The current study has several strengths. The inter-device validity approach used in the current study clearly demonstrated that aside for a limited number of parameters FeetMe system provides high level of accuracy. Compared to previous validation studies, the performance indicators assessed in the current study were calculated by comparing the values of parameters from FeetMe and from the reference device for each individual stride, rather than being based on per test averages. This approach allowed us to assess more accurately the variability of the measurements and any potential discrepancies between the two devices. In addition, the fact that we did not perform any prior calibration of the gait measurement system evaluated and the inclusion of a diverse range of participant ages and weights in the study, enhances the generalizability and representativeness of our study results. However, the present study has several limitations that need to be considered when interpreting our results and that could serve as a guide for future research. Our study only included healthy volunteers and did not consider age-matched individuals with pathological conditions, thus limiting the generalizability of our findings to healthy populations. Furthermore, the study did not evaluate the repeatability of the measurements or the influence of specialized footwear, such as orthopedic shoes. These aspects should be investigated in further study. Nevertheless, the promising results of our study suggest that the use of FeetMe in clinical applications is warranted. The system could become an integral part of standard care for conditions requiring quantified gait analysis for patient evaluation as well as for remote patient monitoring following hospital discharge or between on-site visits. It would therefore be worthwhile exploring the use of these wearable sensors in real-life settings outside of the laboratory, as this could provide valuable “real-world” insights for both healthy individuals and those with medical conditions.

Conclusions

This study established the validity of FeetMe device in measuring of static stability parameters, spatiotemporal and kinetic gait parameters by comparing it to the gold standard MoCap/FP system in a laboratory setting. A concurrent data collection with both systems was carried out in 37 healthy adults aged from 23 to 71 years, with acquired parameters compared stride by stride. In total, 28 gait and stability parameters were considered in this work. Equivalence between the two systems was demonstrated and good to excellent inter-device agreement and correlation together with low systematic errors were found across most of the parameters compared, with only a few exceptions.

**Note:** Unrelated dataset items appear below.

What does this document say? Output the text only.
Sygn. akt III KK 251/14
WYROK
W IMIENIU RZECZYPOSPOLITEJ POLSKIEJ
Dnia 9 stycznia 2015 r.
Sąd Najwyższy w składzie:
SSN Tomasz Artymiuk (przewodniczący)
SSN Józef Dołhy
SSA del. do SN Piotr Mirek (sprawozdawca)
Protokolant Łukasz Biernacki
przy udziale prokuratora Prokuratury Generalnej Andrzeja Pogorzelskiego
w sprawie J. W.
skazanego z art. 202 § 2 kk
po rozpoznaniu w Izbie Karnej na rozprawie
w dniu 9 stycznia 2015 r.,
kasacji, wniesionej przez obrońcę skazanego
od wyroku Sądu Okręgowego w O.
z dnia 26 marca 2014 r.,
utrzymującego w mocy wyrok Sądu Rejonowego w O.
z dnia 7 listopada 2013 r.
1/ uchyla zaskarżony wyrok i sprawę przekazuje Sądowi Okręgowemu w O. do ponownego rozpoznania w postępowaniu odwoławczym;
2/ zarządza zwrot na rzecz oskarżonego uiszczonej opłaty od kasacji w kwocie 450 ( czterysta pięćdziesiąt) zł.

These findings position FeetMe solution as a viable alternative to high-precision force platforms and optoelectronic motion capture systems for assessing balance and gait parameters. Combining this level of accuracy with user-friendly simplicity, FeetMe can help overcome typical barriers associated with traditional systems and help to make long-term monitoring of real-world gait during daily activities more commonplace.

The study outcomes therefore serve as a strong motivation for further research to offer additional evidence of the validity and repeatability of the device’s measurements especially among participants with impaired walking, balance, or cognition or those wearing orthotics or orthopedic shoes. Moreover, our results identify measurements that require further performance improvements. Finally, particular emphasis should be placed on investigating the performance of FeetMe insoles in real-world conditions across diverse settings and scenarios, including hospital environment as well as patients’ homes. In summary, FeetMe has the potential to emerge as an essential tool for clinicians working with pathologies that require regular gait analysis, as well as a highly relevant system for research purposes.